O3、把缺失的行政区划级别补充完整。利用行政区划的特征从下至上补全缺失的行政区划级别，对于不可以补全的部分，不做处理。O3. Complete the missing administrative division levels. Use the characteristics of administrative divisions to complete the missing administrative division levels from bottom to top, and do not deal with the parts that cannot be completed.

以上对本发明实施例所提供的一种一种数据相似度处理方法进行了详细介绍，对于本领域的一般技术人员，依据本发明实施例的思想，在具体实施方式及应用范围上均会有改变之处，综上所述，本说明书内容不应理解为对本发明的限制，凡依本发明设计思想所做的任何改变都在本发明的保护范围之内。The data similarity processing method provided by the embodiment of the present invention has been introduced in detail above. For those of ordinary skill in the art, according to the idea of the embodiment of the present invention, there will be changes in the specific implementation and application scope. In summary, the contents of this specification should not be construed as limiting the present invention, and any changes made according to the design concept of the present invention are within the scope of protection of the present invention.

Claims

1. an Internet of Things data similarity disposal route, is characterized in that: comprise the following steps:

S1, from WEB transaction platform, obtain many product records, select two product records with multiple same alike result, be respectively the first product record and the second product record;

S2, the attribute of the first product record is kept in the first array, the attribute of the second product record is kept in the second array;

S3, by corresponding attribute function, corresponding attribute similarity angle value is calculated respectively to each attribute of the first product record and the second product record, and the attribute similarity angle value of multiple attribute is kept in the 3rd array;

S4, calculated the weighted value of each attribute by weighting function according to the significance level of the first product record and each attribute of the second product record, and the weighted value of multiple attribute is kept in the 4th array;

S5, in conjunction with the 3rd array of attribute similarity angle value and the 4th array of weighted value, calculated the overall similarity of the first product record and the second product record by overall similarity function.
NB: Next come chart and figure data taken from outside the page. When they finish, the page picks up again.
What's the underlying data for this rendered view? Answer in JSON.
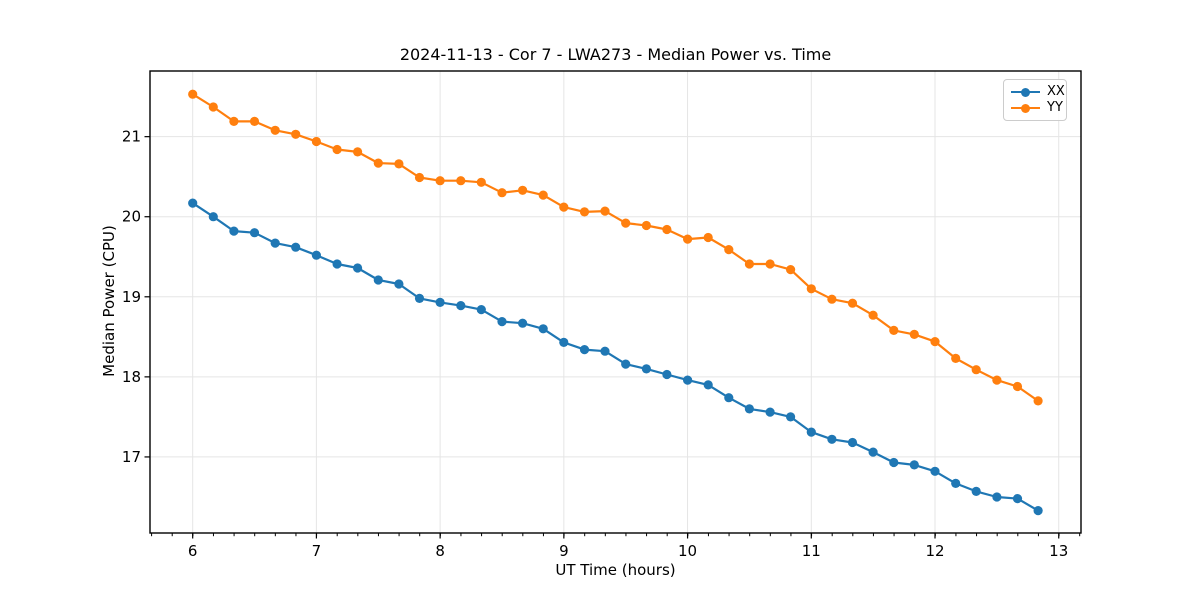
{
  "chart_data": {
    "type": "line",
    "title": "2024-11-13 - Cor 7 - LWA273 - Median Power vs. Time",
    "xlabel": "UT Time (hours)",
    "ylabel": "Median Power (CPU)",
    "xlim": [
      5.655,
      13.18
    ],
    "ylim": [
      16.05,
      21.82
    ],
    "x_ticks": [
      6,
      7,
      8,
      9,
      10,
      11,
      12,
      13
    ],
    "x_minor_tick_interval": 0.1667,
    "y_ticks": [
      17,
      18,
      19,
      20,
      21
    ],
    "grid": true,
    "grid_color": "#e5e5e5",
    "legend_position": "upper right",
    "x": [
      6.0,
      6.167,
      6.333,
      6.5,
      6.667,
      6.833,
      7.0,
      7.167,
      7.333,
      7.5,
      7.667,
      7.833,
      8.0,
      8.167,
      8.333,
      8.5,
      8.667,
      8.833,
      9.0,
      9.167,
      9.333,
      9.5,
      9.667,
      9.833,
      10.0,
      10.167,
      10.333,
      10.5,
      10.667,
      10.833,
      11.0,
      11.167,
      11.333,
      11.5,
      11.667,
      11.833,
      12.0,
      12.167,
      12.333,
      12.5,
      12.667,
      12.833
    ],
    "series": [
      {
        "name": "XX",
        "color": "#1f77b4",
        "values": [
          20.17,
          20.0,
          19.82,
          19.8,
          19.67,
          19.62,
          19.52,
          19.41,
          19.36,
          19.21,
          19.16,
          18.98,
          18.93,
          18.89,
          18.84,
          18.69,
          18.67,
          18.6,
          18.43,
          18.34,
          18.32,
          18.16,
          18.1,
          18.03,
          17.96,
          17.9,
          17.74,
          17.6,
          17.56,
          17.5,
          17.31,
          17.22,
          17.18,
          17.06,
          16.93,
          16.9,
          16.82,
          16.67,
          16.57,
          16.5,
          16.48,
          16.33
        ]
      },
      {
        "name": "YY",
        "color": "#ff7f0e",
        "values": [
          21.53,
          21.37,
          21.19,
          21.19,
          21.08,
          21.03,
          20.94,
          20.84,
          20.81,
          20.67,
          20.66,
          20.49,
          20.45,
          20.45,
          20.43,
          20.3,
          20.33,
          20.27,
          20.12,
          20.06,
          20.07,
          19.92,
          19.89,
          19.84,
          19.72,
          19.74,
          19.59,
          19.41,
          19.41,
          19.34,
          19.1,
          18.97,
          18.92,
          18.77,
          18.58,
          18.53,
          18.44,
          18.23,
          18.09,
          17.96,
          17.88,
          17.7
        ]
      }
    ]
  }
}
2. a kind of Internet of Things data similarity disposal route according to claim 1, it is characterized in that: in described step S3, attribute function comprises product another name matching strategy function, product price conversion matching strategy function, standardization date match policy function, standardization place of production matching strategy function and editing distance algorithmic function.
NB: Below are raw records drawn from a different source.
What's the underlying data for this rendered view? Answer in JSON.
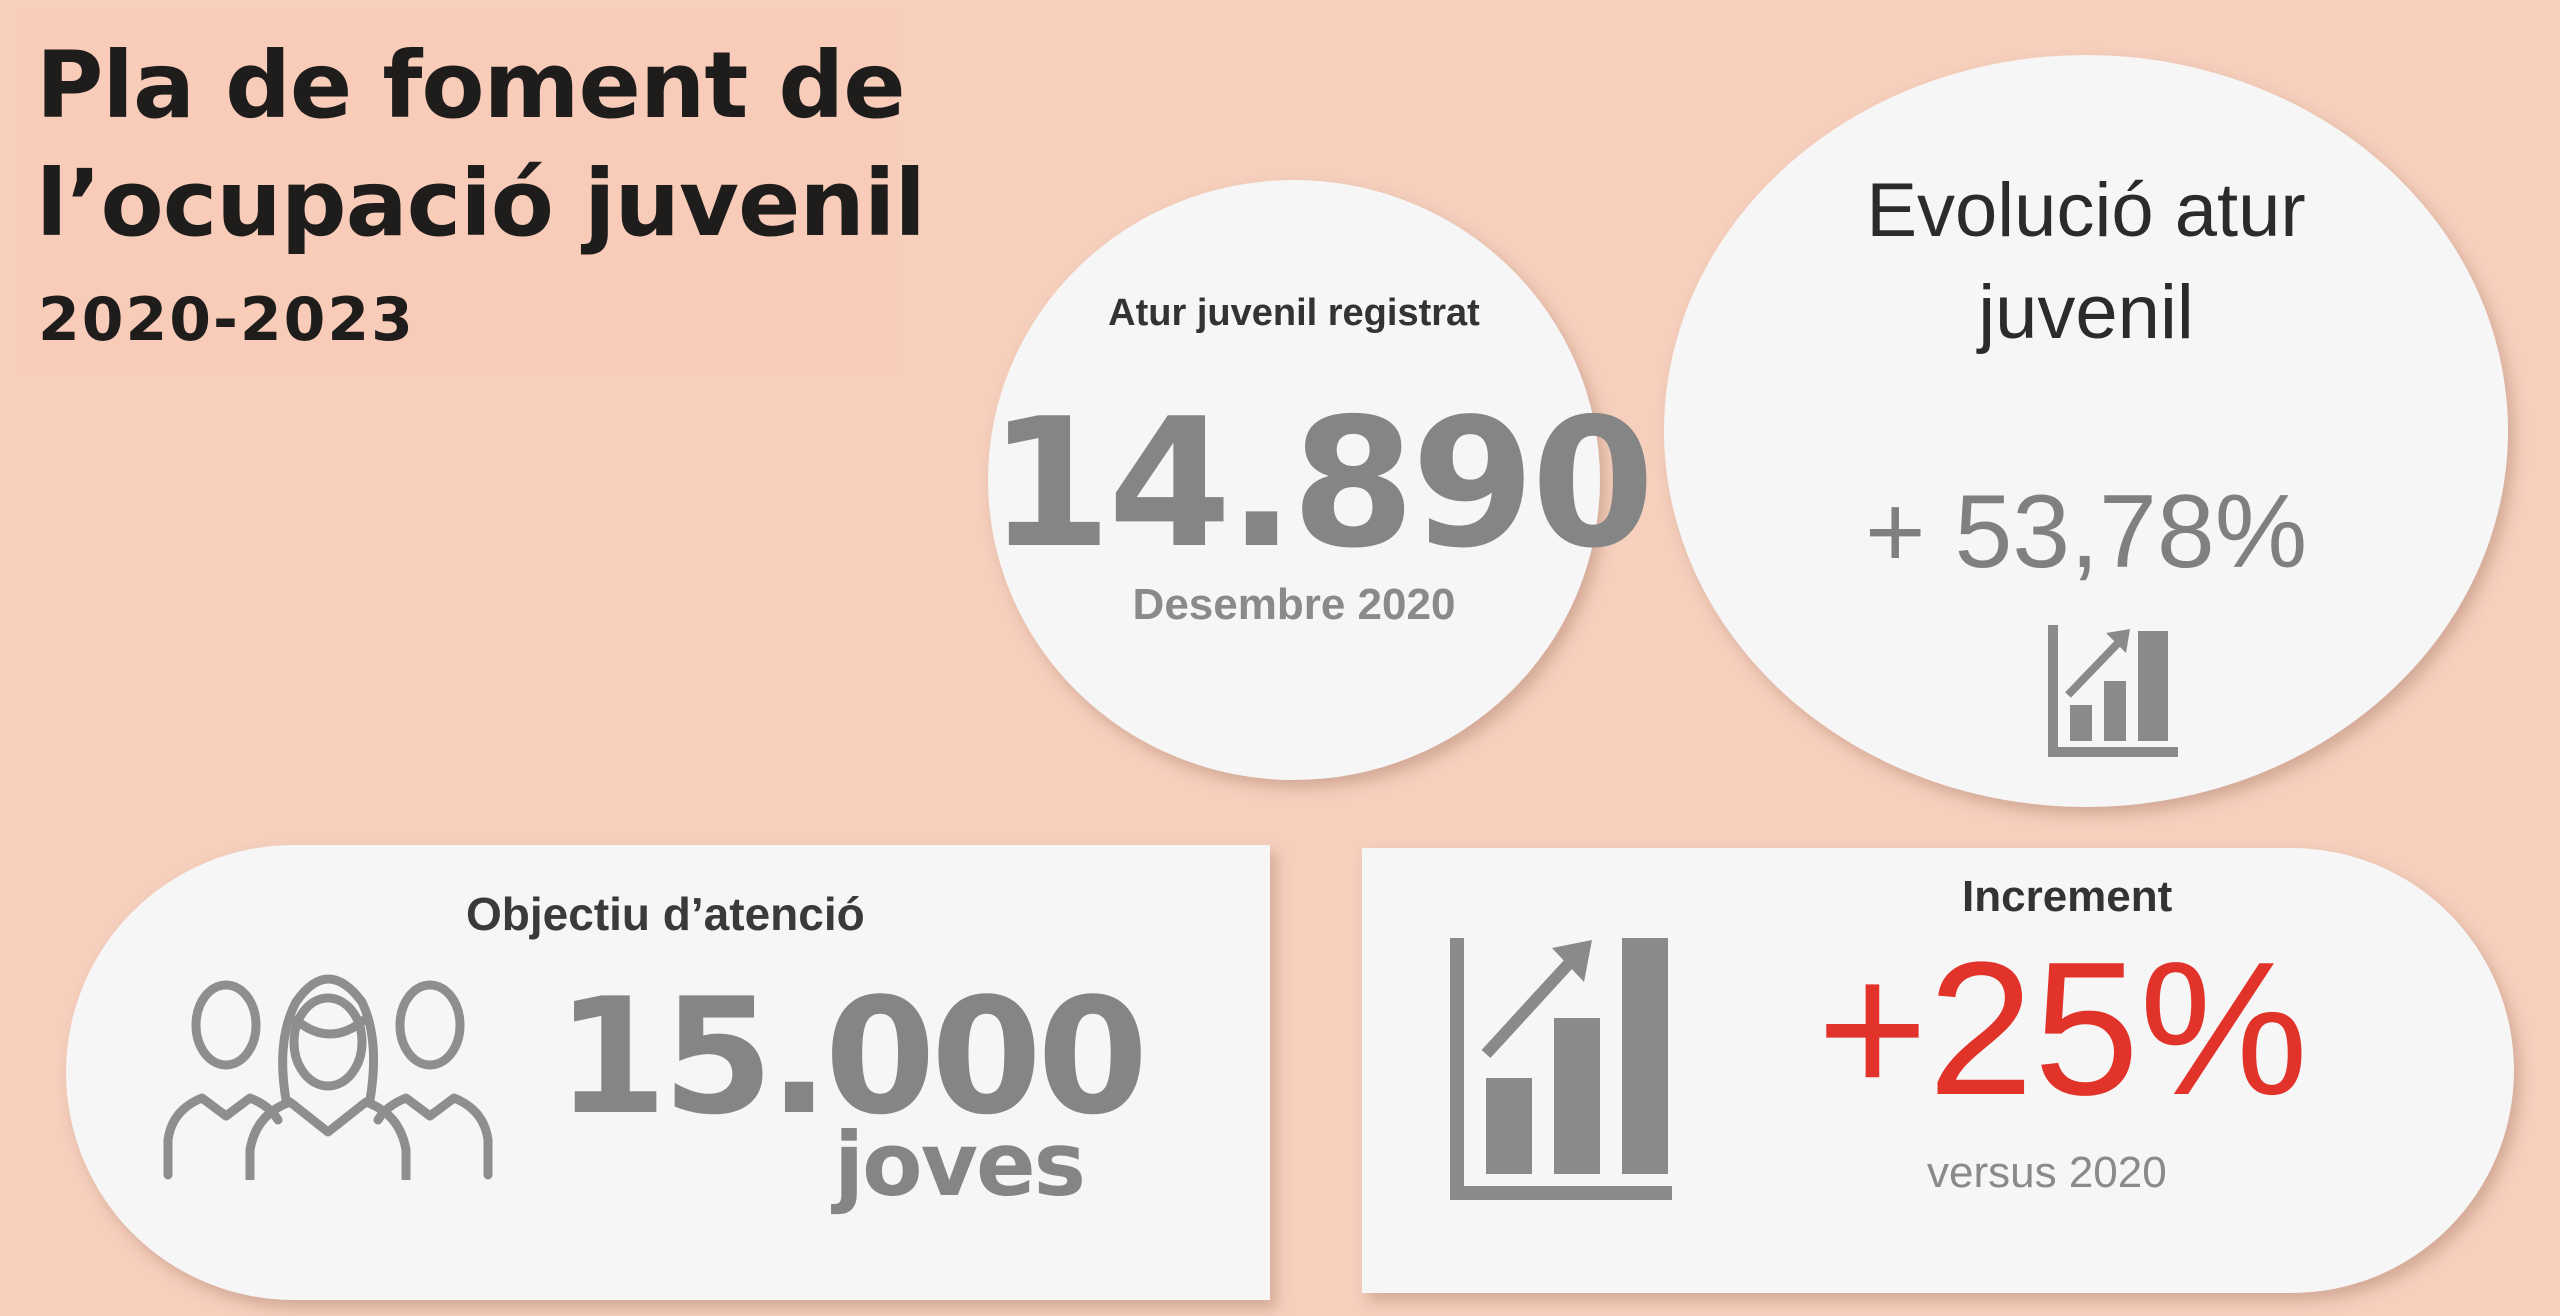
{
  "title": {
    "line1": "Pla de foment de",
    "line2": "l’ocupació juvenil",
    "years": "2020-2023"
  },
  "atur_registrat": {
    "label": "Atur juvenil registrat",
    "value": "14.890",
    "date": "Desembre 2020"
  },
  "evolucio": {
    "title_line1": "Evolució atur",
    "title_line2": "juvenil",
    "value": "+ 53,78%",
    "icon": "bar-chart-rising-icon"
  },
  "objectiu": {
    "label": "Objectiu d’atenció",
    "value": "15.000",
    "unit": "joves",
    "icon": "people-group-icon"
  },
  "increment": {
    "label": "Increment",
    "value": "+25%",
    "subtitle": "versus 2020",
    "icon": "bar-chart-rising-icon"
  },
  "colors": {
    "background": "#f6cfbd",
    "bubble": "#f6f6f6",
    "grey_value": "#858585",
    "accent_red": "#e2332a"
  }
}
3. a kind of Internet of Things data similarity disposal route according to claim 1, it is characterized in that: in described step S2, the attribute of the first product record successively puts into multiple first attribute array according to the order in name of product, price, date of manufacture, the place of production, and multiple first attribute array forms described first array.
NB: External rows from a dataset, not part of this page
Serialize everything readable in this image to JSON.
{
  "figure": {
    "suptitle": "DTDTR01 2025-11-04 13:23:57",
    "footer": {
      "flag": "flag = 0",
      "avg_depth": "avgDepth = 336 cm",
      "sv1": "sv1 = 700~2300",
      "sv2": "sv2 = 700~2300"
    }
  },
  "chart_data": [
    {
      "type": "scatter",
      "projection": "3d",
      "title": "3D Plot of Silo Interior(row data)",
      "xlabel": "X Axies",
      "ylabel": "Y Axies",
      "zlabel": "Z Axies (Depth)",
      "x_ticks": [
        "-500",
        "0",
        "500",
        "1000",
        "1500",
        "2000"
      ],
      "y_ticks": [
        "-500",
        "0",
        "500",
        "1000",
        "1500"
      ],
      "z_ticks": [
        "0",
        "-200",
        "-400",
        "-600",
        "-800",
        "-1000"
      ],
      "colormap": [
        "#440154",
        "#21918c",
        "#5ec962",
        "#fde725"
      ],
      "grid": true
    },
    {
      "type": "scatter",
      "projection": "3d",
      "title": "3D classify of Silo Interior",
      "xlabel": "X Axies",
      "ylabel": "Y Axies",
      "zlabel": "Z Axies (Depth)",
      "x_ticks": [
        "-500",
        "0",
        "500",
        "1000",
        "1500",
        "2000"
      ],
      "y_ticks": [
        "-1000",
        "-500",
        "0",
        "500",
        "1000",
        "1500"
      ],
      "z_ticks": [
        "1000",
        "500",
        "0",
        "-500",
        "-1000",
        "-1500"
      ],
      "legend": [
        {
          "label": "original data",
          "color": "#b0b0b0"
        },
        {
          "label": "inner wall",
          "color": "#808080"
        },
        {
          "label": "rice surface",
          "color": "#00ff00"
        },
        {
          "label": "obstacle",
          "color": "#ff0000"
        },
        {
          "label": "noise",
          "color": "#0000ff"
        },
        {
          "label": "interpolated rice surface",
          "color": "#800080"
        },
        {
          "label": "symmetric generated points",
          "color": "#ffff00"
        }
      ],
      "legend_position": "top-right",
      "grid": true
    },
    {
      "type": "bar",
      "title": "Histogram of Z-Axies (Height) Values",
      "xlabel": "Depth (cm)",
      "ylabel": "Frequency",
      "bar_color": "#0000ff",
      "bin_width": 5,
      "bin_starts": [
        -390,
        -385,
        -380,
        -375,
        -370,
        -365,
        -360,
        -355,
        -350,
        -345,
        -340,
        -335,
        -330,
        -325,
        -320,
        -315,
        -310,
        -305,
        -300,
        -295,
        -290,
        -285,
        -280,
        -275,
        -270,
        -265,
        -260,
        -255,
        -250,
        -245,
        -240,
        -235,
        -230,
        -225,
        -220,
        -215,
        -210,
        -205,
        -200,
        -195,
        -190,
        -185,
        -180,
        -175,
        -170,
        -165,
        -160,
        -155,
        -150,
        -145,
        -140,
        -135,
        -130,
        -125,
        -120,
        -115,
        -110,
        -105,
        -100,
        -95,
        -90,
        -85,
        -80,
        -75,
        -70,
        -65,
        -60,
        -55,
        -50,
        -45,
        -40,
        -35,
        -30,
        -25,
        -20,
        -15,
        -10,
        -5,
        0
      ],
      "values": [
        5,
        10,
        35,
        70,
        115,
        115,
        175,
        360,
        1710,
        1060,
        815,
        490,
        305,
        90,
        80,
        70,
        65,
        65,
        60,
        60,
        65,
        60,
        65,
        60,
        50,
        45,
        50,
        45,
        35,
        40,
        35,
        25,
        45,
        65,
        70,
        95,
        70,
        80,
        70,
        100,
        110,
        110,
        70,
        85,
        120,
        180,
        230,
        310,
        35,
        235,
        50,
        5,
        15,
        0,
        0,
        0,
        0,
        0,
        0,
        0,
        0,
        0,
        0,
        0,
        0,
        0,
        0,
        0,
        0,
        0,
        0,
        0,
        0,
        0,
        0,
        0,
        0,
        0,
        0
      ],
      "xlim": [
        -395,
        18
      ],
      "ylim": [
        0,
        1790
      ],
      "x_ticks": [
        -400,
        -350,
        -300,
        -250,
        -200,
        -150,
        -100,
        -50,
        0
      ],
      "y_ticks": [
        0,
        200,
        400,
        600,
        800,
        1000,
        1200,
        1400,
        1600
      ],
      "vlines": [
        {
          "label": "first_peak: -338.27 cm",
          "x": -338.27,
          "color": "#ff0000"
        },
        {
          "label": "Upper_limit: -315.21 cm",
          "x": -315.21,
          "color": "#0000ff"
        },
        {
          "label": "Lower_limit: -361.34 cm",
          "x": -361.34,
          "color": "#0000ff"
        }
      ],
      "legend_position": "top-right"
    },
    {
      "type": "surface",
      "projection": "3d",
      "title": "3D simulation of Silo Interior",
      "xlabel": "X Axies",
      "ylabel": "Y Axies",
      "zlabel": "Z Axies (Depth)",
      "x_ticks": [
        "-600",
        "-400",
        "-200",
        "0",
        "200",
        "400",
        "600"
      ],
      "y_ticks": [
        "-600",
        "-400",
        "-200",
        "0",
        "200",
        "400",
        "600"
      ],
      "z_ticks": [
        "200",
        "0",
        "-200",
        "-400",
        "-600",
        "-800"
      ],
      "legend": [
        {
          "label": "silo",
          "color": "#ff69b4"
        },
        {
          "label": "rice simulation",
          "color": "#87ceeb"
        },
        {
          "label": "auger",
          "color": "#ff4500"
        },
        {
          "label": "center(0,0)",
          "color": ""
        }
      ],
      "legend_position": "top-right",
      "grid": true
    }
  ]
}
4. a kind of Internet of Things data similarity disposal route according to claim 1, it is characterized in that: in described step S2, the attribute of the second product record successively puts into multiple second attribute array according to the order in name of product, price, date of manufacture, the place of production, and multiple second attribute array forms described second array.